Mentre il ministro degli Esteri ucraino si è disconnesso dall'incontro, Szijjártó ha preso la parola, accusando il suo omologo ucraino di aver mentito, secondo persone che hanno familiarità con il contenuto della discussione, sostenendo che l'esplosione ha colpito un container vicino, non l'oleodotto.
L'Ucraina insiste sul fatto che l'origine del danno è un attacco di un drone russo. Il presidente ucraino Volodymyr Zelensky ha dichiarato martedì che le immagini satellitari lo confermano.
Tornato a Bruxelles, il ministro ungherese si è anche scagliato contro Kaja Kallas, alta rappresentante per gli Affari esteri dell'Unione europea e presidente della riunione, per non avergli dato la parola per rispondere direttamente al suo omologo ucraino.
Szijjártó ha insistito sul fatto che la questione è politica, non tecnica, e che l'Ungheria non revocherà il suo veto fino alla ripresa dei flussi di Druzhba. Per i ministri europei che cercano di sigillare il pacchetto di misure è diventato chiaro che la riunione si sarebbe conclusa senza un accordo.

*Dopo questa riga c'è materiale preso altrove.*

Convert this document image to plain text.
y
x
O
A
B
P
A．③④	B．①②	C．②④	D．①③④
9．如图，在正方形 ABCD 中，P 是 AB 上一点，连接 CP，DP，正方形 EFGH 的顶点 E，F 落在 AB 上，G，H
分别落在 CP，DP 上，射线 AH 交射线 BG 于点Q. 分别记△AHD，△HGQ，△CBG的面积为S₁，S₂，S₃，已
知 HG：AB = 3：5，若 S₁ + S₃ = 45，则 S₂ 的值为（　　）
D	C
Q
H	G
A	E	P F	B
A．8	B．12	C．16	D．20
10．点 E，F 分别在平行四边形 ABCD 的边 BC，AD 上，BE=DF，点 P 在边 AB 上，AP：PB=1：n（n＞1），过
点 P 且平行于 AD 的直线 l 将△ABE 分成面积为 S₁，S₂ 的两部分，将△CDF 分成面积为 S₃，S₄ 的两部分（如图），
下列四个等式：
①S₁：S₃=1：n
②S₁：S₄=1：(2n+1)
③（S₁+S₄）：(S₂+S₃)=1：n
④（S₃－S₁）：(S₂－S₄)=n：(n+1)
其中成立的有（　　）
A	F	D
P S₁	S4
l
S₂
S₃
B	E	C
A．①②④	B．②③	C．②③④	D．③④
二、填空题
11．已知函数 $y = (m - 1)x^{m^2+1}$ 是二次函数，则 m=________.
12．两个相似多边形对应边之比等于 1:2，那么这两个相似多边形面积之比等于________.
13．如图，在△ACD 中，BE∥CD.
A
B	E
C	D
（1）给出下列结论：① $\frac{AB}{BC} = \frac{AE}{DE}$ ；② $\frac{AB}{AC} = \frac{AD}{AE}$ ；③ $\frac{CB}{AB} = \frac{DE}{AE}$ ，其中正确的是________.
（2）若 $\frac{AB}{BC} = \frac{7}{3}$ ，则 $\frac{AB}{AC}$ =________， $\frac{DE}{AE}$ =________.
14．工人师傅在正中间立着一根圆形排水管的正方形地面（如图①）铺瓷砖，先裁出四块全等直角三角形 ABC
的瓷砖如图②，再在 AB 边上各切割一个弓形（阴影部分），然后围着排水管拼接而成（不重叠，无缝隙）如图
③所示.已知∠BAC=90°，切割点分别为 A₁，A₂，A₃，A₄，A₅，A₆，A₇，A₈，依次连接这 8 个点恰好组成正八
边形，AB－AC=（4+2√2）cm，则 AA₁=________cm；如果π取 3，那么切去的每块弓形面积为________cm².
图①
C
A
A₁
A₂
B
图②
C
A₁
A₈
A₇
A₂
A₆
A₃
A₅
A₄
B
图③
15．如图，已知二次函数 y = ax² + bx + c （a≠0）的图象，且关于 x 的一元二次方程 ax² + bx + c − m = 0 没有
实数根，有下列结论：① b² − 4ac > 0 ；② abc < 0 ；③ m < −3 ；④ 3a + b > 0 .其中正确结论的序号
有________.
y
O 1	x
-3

Come se non bastasse, la Slovacchia si è unita all'Ungheria nel condannare l'Ucraina, evitando di menzionare la Russia durante tutto lo scambio, secondo quanto riferito dai diplomatici. Qualche ora dopo, la Slovacchia ha annunciato che avrebbe tagliato le forniture di energia elettrica di emergenza all'Ucraina per ritorsione.
Nel frattempo, gli sforzi dell'Ue per sostenere le finanze dell'Ucraina e punire la Russia per la sua invasione durata quattro anni rimangono in un limbo. Per gli Stati membri che sostengono Kiev, Budapest ha oltrepassato il limite e l'Ue deve riformare il modo in cui prende le decisioni o rimanere intrappolata in un circolo vizioso di veti.
Dopo il veto dell'Ungheria al prestito a Kiev si riaccende il dibattito sull'unanimità nell'Ue
Un diplomatico ha dichiarato a Euronews che l'episodio farà inevitabilmente riemergere il dibattito sulla maggioranza qualificata quando si tratta di decisioni di politica estera, così come l'articolo 7 dei trattati Ue che consente la sospensione dei diritti di voto da parte di uno Stato membro.
In risposta al blocco de prestito a Kiev, il presidente del Consiglio António Costa, che riunisce i 27 leader, ha dichiarato in una lettera indirizzata al premier ungherese Viktor Orbán che il suo Paese rischia di violare il principio di sincera cooperazione che lega tutti gli Stati membri. Tale principio suggerisce che tutti i Paesi dell'Ue devono lavorare insieme in buona fede.
A dicembre, i leader dell'Ue hanno deciso di concedere un prestito d'emergenza sostenuto da 24 Stati membri, esclusi Ungheria, Slovacchia e Repubblica Ceca, che sono stati esentati da tutti gli obblighi finanziari legati al prestito.
Nel frattempo, il ministro degli Esteri lituano Kęstutis Budrys ha dichiarato a Euronews che il costante ricorso al veto da parte di Budapest significa che lo status quo non può continuare incontrastato.
"Dobbiamo rivedere il processo decisionale o i poteri di uno Stato membro", ha detto a Europe Today, la trasmissione di punta di Euronews. "Non possiamo essere disturbati ogni volta da questi veti. Dobbiamo vedere se siamo davvero efficaci a 27".